Blue Cross and Blue Shield of Minnesota and Children's Hospitals and Clinics of Minnesota did not come to an agreement on a new contract by a July 5 deadline, which means the health system is no longer in the payer’s network, Star Tribune reported.
The stalemate affects about 66,000 patients covered by Blue Cross and Blue Shield of Minnesota, who will now likely have to pay higher out-of-network costs for care at the health system or seek care elsewhere.
Blue Cross and Blue Shield of Minnesota said patients can receive in-network patient care at nearby facilities, including the University of Minnesota's Children's Masonic Hospital, Mayo Clinic Children's Center, Gillette Children's Specialty Healthcare, Sanford Children's Hospitals and Shriners Hospitals for Children.
The contract stalemate affects many area children’s facilities, including the Minneapolis and St.

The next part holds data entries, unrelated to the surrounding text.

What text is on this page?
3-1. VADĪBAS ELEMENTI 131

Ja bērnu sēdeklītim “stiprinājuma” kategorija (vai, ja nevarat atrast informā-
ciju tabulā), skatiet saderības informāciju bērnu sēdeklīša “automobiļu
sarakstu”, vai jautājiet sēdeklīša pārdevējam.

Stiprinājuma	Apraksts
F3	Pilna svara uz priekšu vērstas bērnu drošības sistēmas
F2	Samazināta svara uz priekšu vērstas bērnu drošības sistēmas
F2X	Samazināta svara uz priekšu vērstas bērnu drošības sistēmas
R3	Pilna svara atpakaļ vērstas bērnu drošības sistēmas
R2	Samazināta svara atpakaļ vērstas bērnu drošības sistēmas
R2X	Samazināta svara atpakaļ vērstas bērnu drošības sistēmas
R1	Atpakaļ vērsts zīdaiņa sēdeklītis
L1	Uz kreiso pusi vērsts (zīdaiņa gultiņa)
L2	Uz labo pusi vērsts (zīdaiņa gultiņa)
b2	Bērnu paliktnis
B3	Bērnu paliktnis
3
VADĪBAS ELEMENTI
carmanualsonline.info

Paul hospitals, Special Care Nursery in Coon Rapids, 12 primary care clinics, all specialty clinics, six rehab sites in the Twin Cities and the Minnetonka Ambulatory Surgical Center and home care services.

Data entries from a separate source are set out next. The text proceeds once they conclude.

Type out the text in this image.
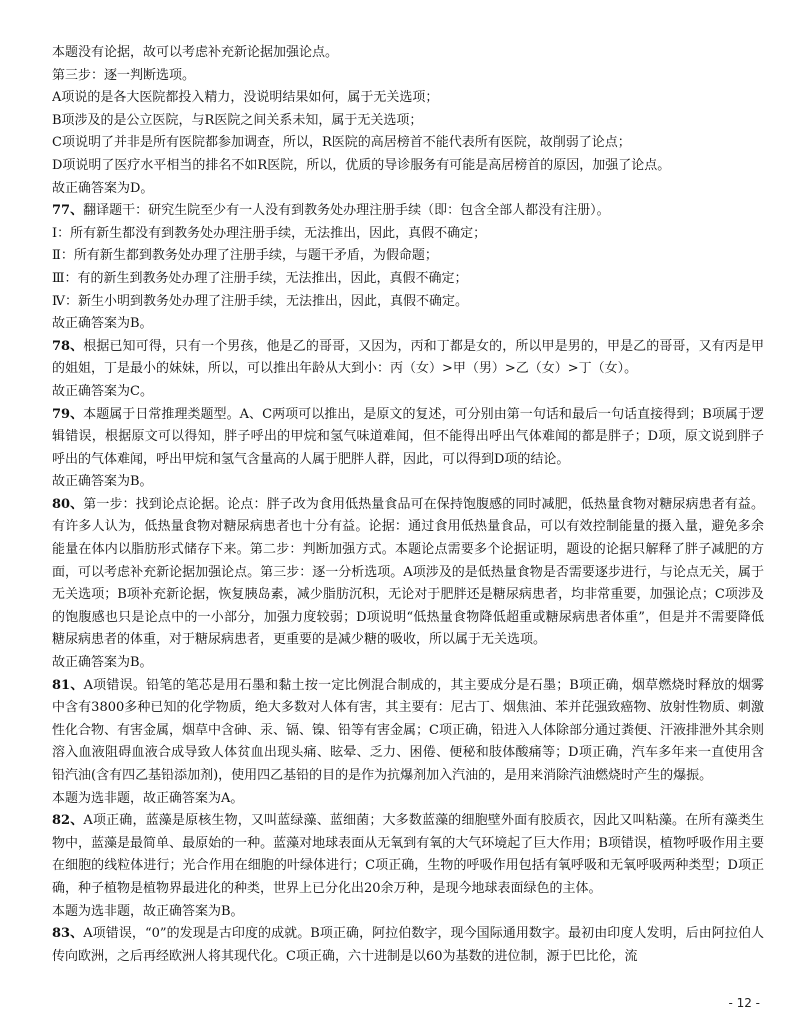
本题没有论据，故可以考虑补充新论据加强论点。
第三步：逐一判断选项。
A项说的是各大医院都投入精力，没说明结果如何，属于无关选项；
B项涉及的是公立医院，与R医院之间关系未知，属于无关选项；
C项说明了并非是所有医院都参加调查，所以，R医院的高居榜首不能代表所有医院，故削弱了论点；
D项说明了医疗水平相当的排名不如R医院，所以，优质的导诊服务有可能是高居榜首的原因，加强了论点。
故正确答案为D。
77、翻译题干：研究生院至少有一人没有到教务处办理注册手续（即：包含全部人都没有注册）。
Ⅰ：所有新生都没有到教务处办理注册手续，无法推出，因此，真假不确定；
Ⅱ：所有新生都到教务处办理了注册手续，与题干矛盾，为假命题；
Ⅲ：有的新生到教务处办理了注册手续，无法推出，因此，真假不确定；
Ⅳ：新生小明到教务处办理了注册手续，无法推出，因此，真假不确定。
故正确答案为B。
78、根据已知可得，只有一个男孩，他是乙的哥哥，又因为，丙和丁都是女的，所以甲是男的，甲是乙的哥哥，又有丙是甲的姐姐，丁是最小的妹妹，所以，可以推出年龄从大到小：丙（女）>甲（男）>乙（女）>丁（女）。
故正确答案为C。
79、本题属于日常推理类题型。A、C两项可以推出，是原文的复述，可分别由第一句话和最后一句话直接得到；B项属于逻辑错误，根据原文可以得知，胖子呼出的甲烷和氢气味道难闻，但不能得出呼出气体难闻的都是胖子；D项，原文说到胖子呼出的气体难闻，呼出甲烷和氢气含量高的人属于肥胖人群，因此，可以得到D项的结论。
故正确答案为B。
80、第一步：找到论点论据。论点：胖子改为食用低热量食品可在保持饱腹感的同时减肥，低热量食物对糖尿病患者有益。有许多人认为，低热量食物对糖尿病患者也十分有益。论据：通过食用低热量食品，可以有效控制能量的摄入量，避免多余能量在体内以脂肪形式储存下来。第二步：判断加强方式。本题论点需要多个论据证明，题设的论据只解释了胖子减肥的方面，可以考虑补充新论据加强论点。第三步：逐一分析选项。A项涉及的是低热量食物是否需要逐步进行，与论点无关，属于无关选项；B项补充新论据，恢复胰岛素，减少脂肪沉积，无论对于肥胖还是糖尿病患者，均非常重要，加强论点；C项涉及的饱腹感也只是论点中的一小部分，加强力度较弱；D项说明“低热量食物降低超重或糖尿病患者体重”，但是并不需要降低糖尿病患者的体重，对于糖尿病患者，更重要的是减少糖的吸收，所以属于无关选项。
故正确答案为B。
81、A项错误。铅笔的笔芯是用石墨和黏土按一定比例混合制成的，其主要成分是石墨；B项正确，烟草燃烧时释放的烟雾中含有3800多种已知的化学物质，绝大多数对人体有害，其主要有：尼古丁、烟焦油、苯并芘强致癌物、放射性物质、刺激性化合物、有害金属，烟草中含砷、汞、镉、镍、铅等有害金属；C项正确，铅进入人体除部分通过粪便、汗液排泄外其余则溶入血液阻碍血液合成导致人体贫血出现头痛、眩晕、乏力、困倦、便秘和肢体酸痛等；D项正确，汽车多年来一直使用含铅汽油(含有四乙基铅添加剂)，使用四乙基铅的目的是作为抗爆剂加入汽油的，是用来消除汽油燃烧时产生的爆振。
本题为选非题，故正确答案为A。
82、A项正确，蓝藻是原核生物，又叫蓝绿藻、蓝细菌；大多数蓝藻的细胞壁外面有胶质衣，因此又叫粘藻。在所有藻类生物中，蓝藻是最简单、最原始的一种。蓝藻对地球表面从无氧到有氧的大气环境起了巨大作用；B项错误，植物呼吸作用主要在细胞的线粒体进行；光合作用在细胞的叶绿体进行；C项正确，生物的呼吸作用包括有氧呼吸和无氧呼吸两种类型；D项正确，种子植物是植物界最进化的种类，世界上已分化出20余万种，是现今地球表面绿色的主体。
本题为选非题，故正确答案为B。
83、A项错误，“0”的发现是古印度的成就。B项正确，阿拉伯数字，现今国际通用数字。最初由印度人发明，后由阿拉伯人传向欧洲，之后再经欧洲人将其现代化。C项正确，六十进制是以60为基数的进位制，源于巴比伦，流
- 12 -
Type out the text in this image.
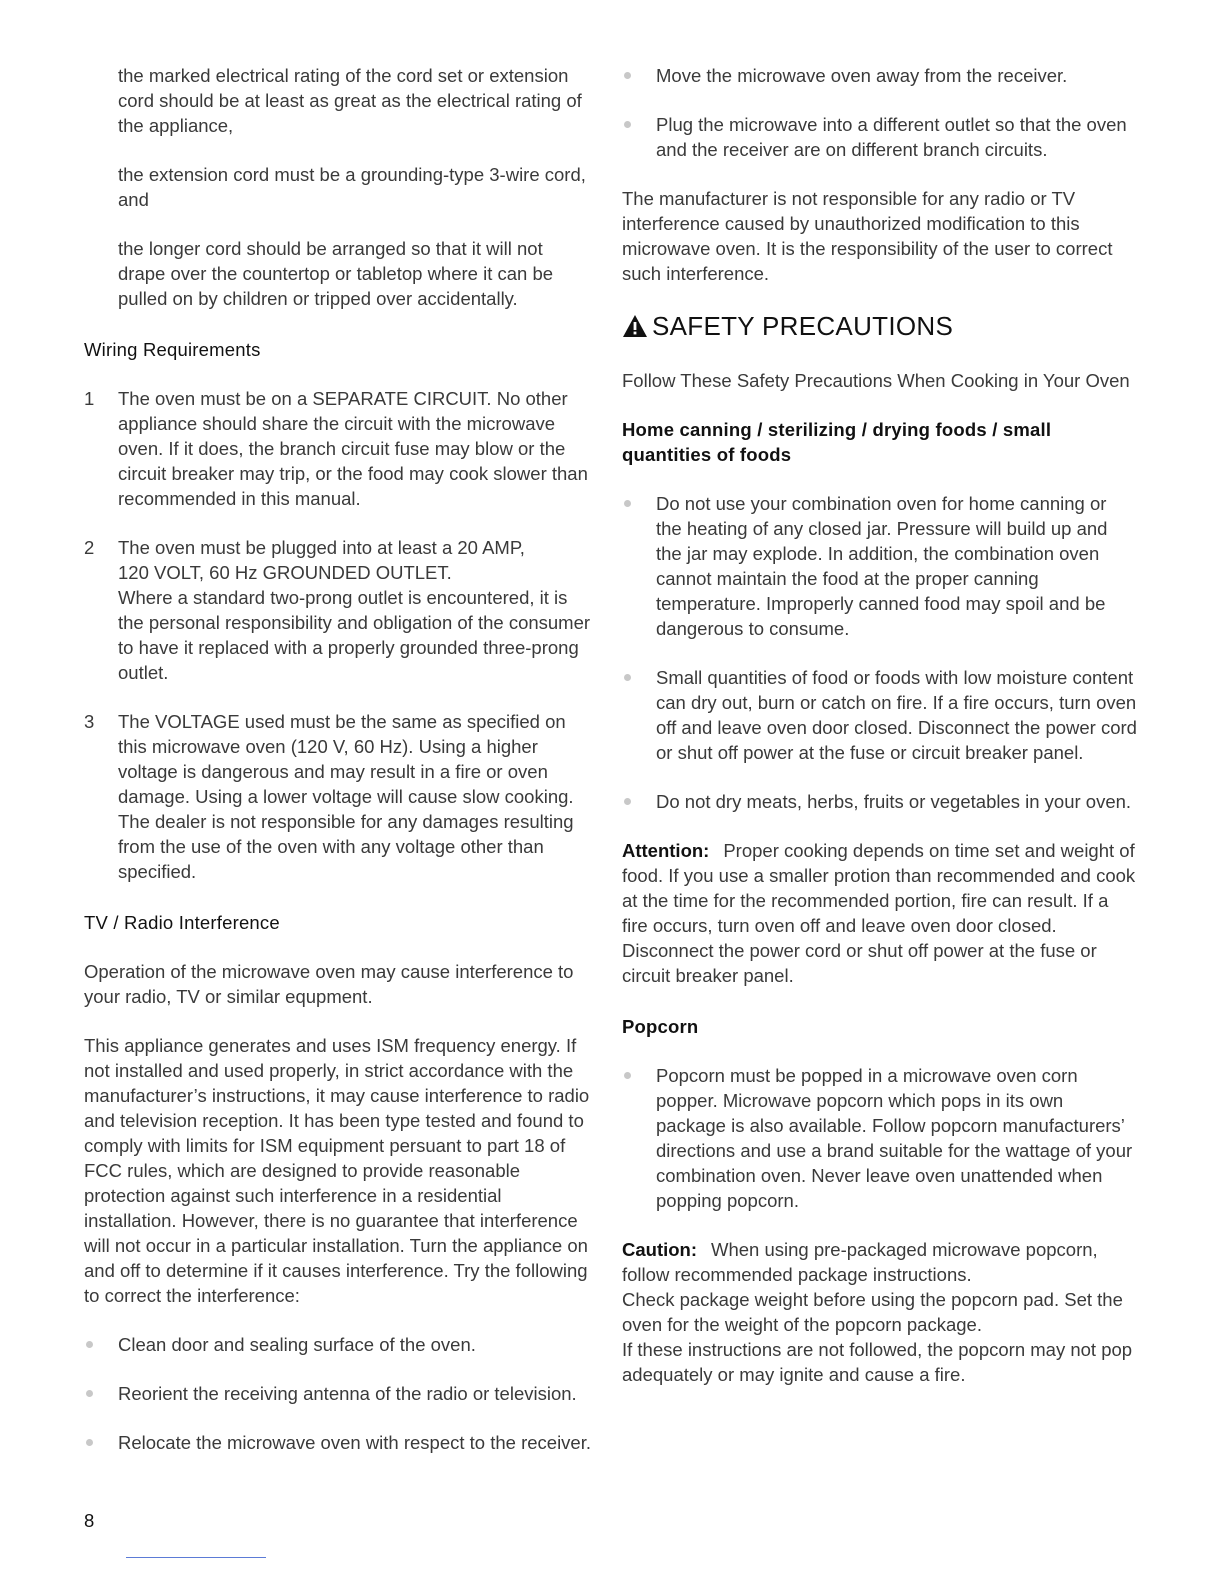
the marked electrical rating of the cord set or extension cord should be at least as great as the electrical rating of the appliance,

the extension cord must be a grounding-type 3-wire cord, and

the longer cord should be arranged so that it will not drape over the countertop or tabletop where it can be pulled on by children or tripped over accidentally.

Wiring Requirements
1 The oven must be on a SEPARATE CIRCUIT. No other appliance should share the circuit with the microwave oven. If it does, the branch circuit fuse may blow or the circuit breaker may trip, or the food may cook slower than recommended in this manual.

2 The oven must be plugged into at least a 20 AMP,

120 VOLT, 60 Hz GROUNDED OUTLET.

Where a standard two-prong outlet is encountered, it is the personal responsibility and obligation of the consumer to have it replaced with a properly grounded three-prong outlet.

3 The VOLTAGE used must be the same as specified on this microwave oven (120 V, 60 Hz). Using a higher voltage is dangerous and may result in a fire or oven damage. Using a lower voltage will cause slow cooking. The dealer is not responsible for any damages resulting from the use of the oven with any voltage other than specified.

TV / Radio Interference

Operation of the microwave oven may cause interference to your radio, TV or similar equpment.

This appliance generates and uses ISM frequency energy. If not installed and used properly, in strict accordance with the manufacturer’s instructions, it may cause interference to radio and television reception. It has been type tested and found to comply with limits for ISM equipment persuant to part 18 of FCC rules, which are designed to provide reasonable protection against such interference in a residential installation. However, there is no guarantee that interference will not occur in a particular installation. Turn the appliance on and off to determine if it causes interference. Try the following to correct the interference:

Clean door and sealing surface of the oven.

Reorient the receiving antenna of the radio or television.

Relocate the microwave oven with respect to the receiver.

Move the microwave oven away from the receiver.

Plug the microwave into a different outlet so that the oven and the receiver are on different branch circuits.

The manufacturer is not responsible for any radio or TV interference caused by unauthorized modification to this microwave oven. It is the responsibility of the user to correct such interference.

SAFETY PRECAUTIONS

Follow These Safety Precautions When Cooking in Your Oven

Home canning / sterilizing / drying foods / small quantities of foods

Do not use your combination oven for home canning or the heating of any closed jar. Pressure will build up and the jar may explode. In addition, the combination oven cannot maintain the food at the proper canning temperature. Improperly canned food may spoil and be dangerous to consume.

Small quantities of food or foods with low moisture content can dry out, burn or catch on fire. If a fire occurs, turn oven off and leave oven door closed. Disconnect the power cord or shut off power at the fuse or circuit breaker panel.

Do not dry meats, herbs, fruits or vegetables in your oven.

Attention: Proper cooking depends on time set and weight of food. If you use a smaller protion than recommended and cook at the time for the recommended portion, fire can result. If a fire occurs, turn oven off and leave oven door closed. Disconnect the power cord or shut off power at the fuse or circuit breaker panel.

Popcorn

Popcorn must be popped in a microwave oven corn popper. Microwave popcorn which pops in its own package is also available. Follow popcorn manufacturers’ directions and use a brand suitable for the wattage of your combination oven. Never leave oven unattended when popping popcorn.

Caution: When using pre-packaged microwave popcorn, follow recommended package instructions.

Check package weight before using the popcorn pad. Set the oven for the weight of the popcorn package.

If these instructions are not followed, the popcorn may not pop adequately or may ignite and cause a fire.

8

Children’s Minnesota CEO Bob Bonar said the payer “gave Children’s an impossible ultimatum, knowingly threatening our ability to care for the kids and families that rely on us every day and the vitality of our organization.”
Garrett Black, Blue Cross and Blue Shield of Minnesota SVP of health services, said the payer found “it disappointing that Children’s would choose to walk away from our network instead of working with us collaboratively to negotiate a new agreement.”

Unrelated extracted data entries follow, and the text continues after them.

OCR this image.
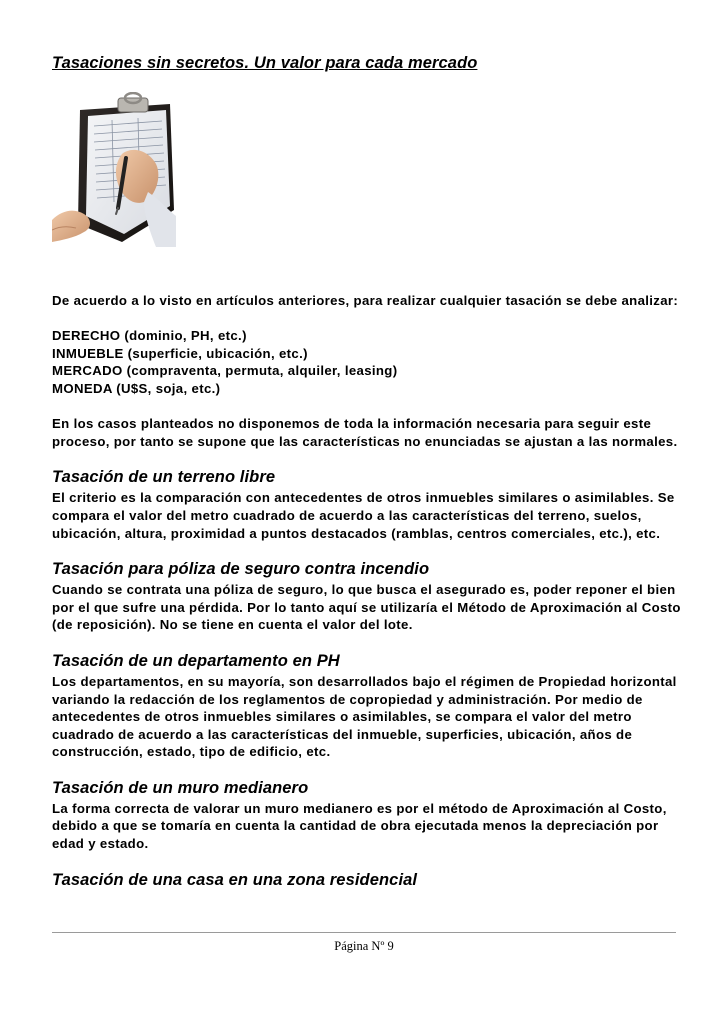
Tasaciones sin secretos. Un valor para cada mercado

De acuerdo a lo visto en artículos anteriores, para realizar cualquier tasación se debe analizar:

DERECHO (dominio, PH, etc.)

INMUEBLE (superficie, ubicación, etc.)

MERCADO (compraventa, permuta, alquiler, leasing)

MONEDA (U$S, soja, etc.)

En los casos planteados no disponemos de toda la información necesaria para seguir este proceso, por tanto se supone que las características no enunciadas se ajustan a las normales.

Tasación de un terreno libre

El criterio es la comparación con antecedentes de otros inmuebles similares o asimilables. Se compara el valor del metro cuadrado de acuerdo a las características del terreno, suelos, ubicación, altura, proximidad a puntos destacados (ramblas, centros comerciales, etc.), etc.

Tasación para póliza de seguro contra incendio

Cuando se contrata una póliza de seguro, lo que busca el asegurado es, poder reponer el bien por el que sufre una pérdida. Por lo tanto aquí se utilizaría el Método de Aproximación al Costo (de reposición). No se tiene en cuenta el valor del lote.

Tasación de un departamento en PH

Los departamentos, en su mayoría, son desarrollados bajo el régimen de Propiedad horizontal variando la redacción de los reglamentos de copropiedad y administración. Por medio de antecedentes de otros inmuebles similares o asimilables, se compara el valor del metro cuadrado de acuerdo a las características del inmueble, superficies, ubicación, años de construcción, estado, tipo de edificio, etc.

Tasación de un muro medianero

La forma correcta de valorar un muro medianero es por el método de Aproximación al Costo, debido a que se tomaría en cuenta la cantidad de obra ejecutada menos la depreciación por edad y estado.

Tasación de una casa en una zona residencial
Página Nº 9
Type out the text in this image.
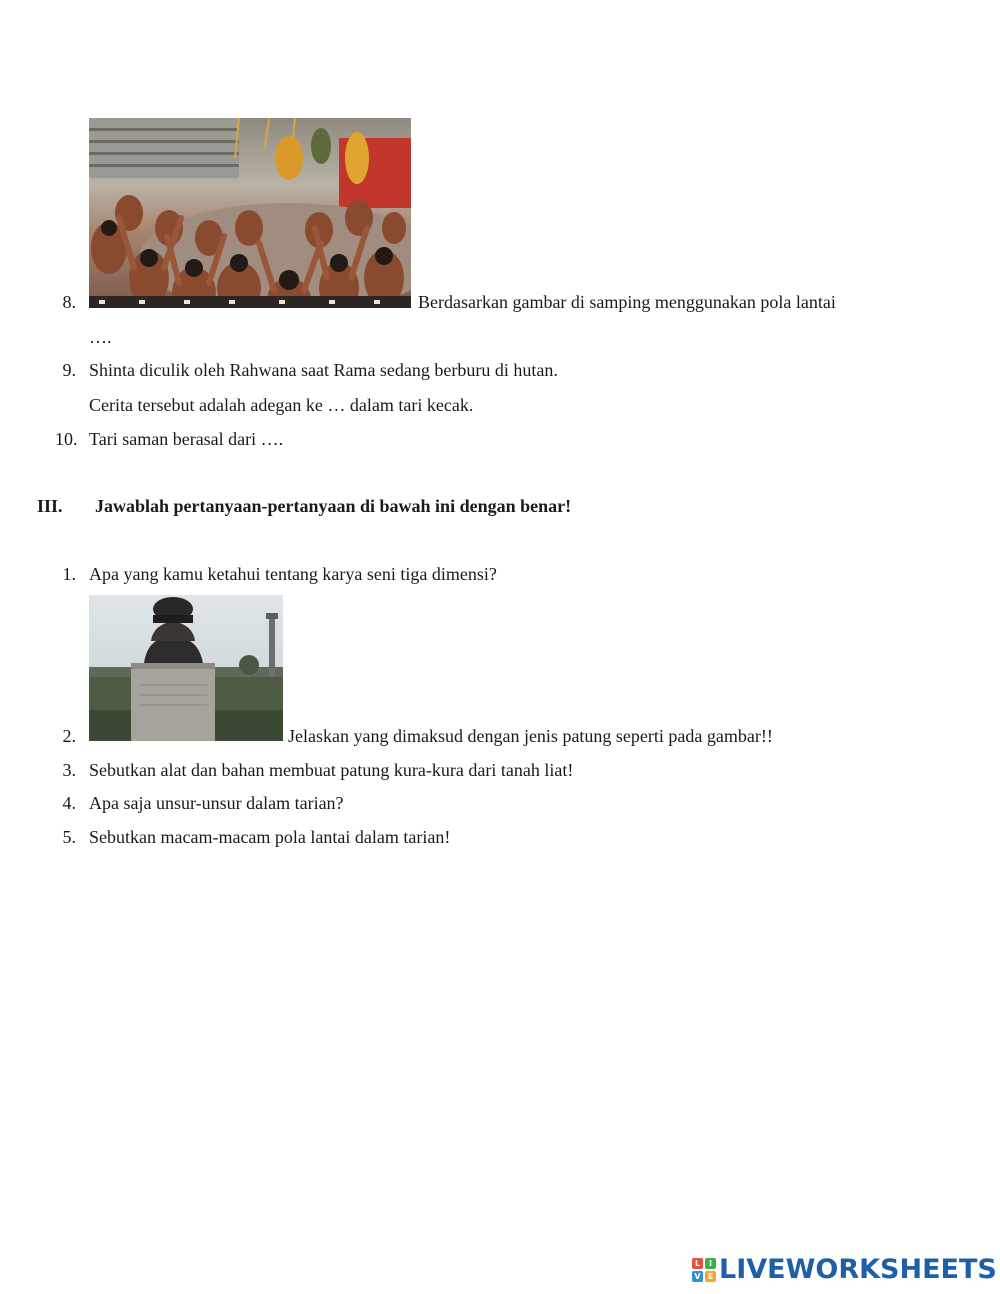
8.	Berdasarkan gambar di samping menggunakan pola lantai
….
9. Shinta diculik oleh Rahwana saat Rama sedang berburu di hutan.
Cerita tersebut adalah adegan ke … dalam tari kecak.
10. Tari saman berasal dari ….
III. Jawablah pertanyaan-pertanyaan di bawah ini dengan benar!
1. Apa yang kamu ketahui tentang karya seni tiga dimensi?
2.	Jelaskan yang dimaksud dengan jenis patung seperti pada gambar!!
3. Sebutkan alat dan bahan membuat patung kura-kura dari tanah liat!
4. Apa saja unsur-unsur dalam tarian?
5. Sebutkan macam-macam pola lantai dalam tarian!
L	I
V E LIVEWORKSHEETS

The disagreement has dragged on for months. Children’s said the payer demanded a 31% cut to payments for children insured by Medicaid who are treated at Children’s, which would result in the health system needing to cut services and could threaten Children's future. Hospital officials said they weren’t asking for above-market rates, but only wanted a “fair contract that preserves the rates we are paid for children who rely on Medicaid.”
Blue Cross and Blue Shield of Minnesota disputed the 31% reduction figure and called it “misleading and outdated.” The payer maintained it was offering a fair multi-year deal.
“We are simply asking Children’s to be paid within a reasonable range of what other comparable providers are paid for inpatient services, while still offering a premium for the unique services Children’s provides,” the insurance company wrote.
The Children's system is now considered out-of-network for Blue Cross and Blue Shield of Minnesota, but the two sides could still come to an agreement on a new contract. However, until that happens, the largest child care delivery system in the Minneapolis area isn’t an in-network provider under one of the state’s largest payers.